The peso vis-à-vis the US dollar, currently around P47-48, is one of Asia’s strongest currencies. Diokno said this reflects the adequate US dollar reserves of $107 billion, and also because of “improving market sentiment.”
Socio-economic Planning Secretary Karl Kendrick T. Chua said in the forum that the exchange rate’s appreciating or depreciating trend will not affect the pace of Philippine economic recovery. “(The) exchange rate is a price, it is dictated by the demand and supply. And the market will bring the exchange range to equilibrium, and if you try to control it then there will be many unintended consequences.”

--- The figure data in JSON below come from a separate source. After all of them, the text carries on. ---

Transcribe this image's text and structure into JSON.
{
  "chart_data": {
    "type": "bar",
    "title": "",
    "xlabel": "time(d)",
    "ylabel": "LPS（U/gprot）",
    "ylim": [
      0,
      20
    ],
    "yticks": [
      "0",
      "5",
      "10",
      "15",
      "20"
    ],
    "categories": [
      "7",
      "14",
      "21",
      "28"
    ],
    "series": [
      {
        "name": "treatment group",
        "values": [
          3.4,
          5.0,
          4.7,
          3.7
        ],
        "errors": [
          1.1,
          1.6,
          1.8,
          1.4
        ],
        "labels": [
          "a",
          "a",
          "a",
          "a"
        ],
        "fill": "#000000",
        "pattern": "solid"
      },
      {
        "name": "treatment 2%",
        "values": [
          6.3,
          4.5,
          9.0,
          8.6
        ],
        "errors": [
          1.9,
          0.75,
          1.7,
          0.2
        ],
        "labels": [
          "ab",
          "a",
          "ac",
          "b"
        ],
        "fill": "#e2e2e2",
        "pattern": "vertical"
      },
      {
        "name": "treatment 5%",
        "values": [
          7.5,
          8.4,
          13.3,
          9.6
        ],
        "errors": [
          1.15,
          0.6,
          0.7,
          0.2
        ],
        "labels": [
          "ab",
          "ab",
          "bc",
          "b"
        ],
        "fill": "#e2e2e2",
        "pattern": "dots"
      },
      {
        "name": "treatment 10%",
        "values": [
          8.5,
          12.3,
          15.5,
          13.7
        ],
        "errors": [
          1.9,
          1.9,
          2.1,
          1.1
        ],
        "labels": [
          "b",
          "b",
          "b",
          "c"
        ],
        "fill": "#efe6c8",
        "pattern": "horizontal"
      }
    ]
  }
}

Diokno again stressed that “barring yet-unforeseen growth speed bumps” the economy is on a recovery path and “has the essential elements to rebound this year” to about 6-7 percent growth.
“However, there is still a high level of uncertainty, both domestic and abroad. The government has to be more strategic in addressing possible resurgence in cases and in expediting vaccination,” Diokno told EJAP members. “We have to be ready for the possible spillover risks resulting from differentiated and divergent recoveries. We need robust institutions and sustained policy discipline to see us through this COVID fog,” he added.
The government in 2020 increased its foreign borrowing to fund COVID-19 response. The additional foreign loans pulled the outstanding external debt higher by 7.8 percent to $98.488 billion at the end of the first pandemic year, from $83.618 billion in 2019.
Based on BSP data, the maturity profile of the country’s external debt remained predominantly MLT or about 85.6 percent of the total. Short term accounts or those with original maturities of up to one year contributed about 14.4 percent.
The BSP said the weighted average maturity for all MLT accounts remained at 16.6 years, with public sector borrowings having a longer average term of 20.4 years compared to 7.3 years for the private sector. This means that foreign exchange requirements for debt payments continued to be well spread out and manageable, said the BSP.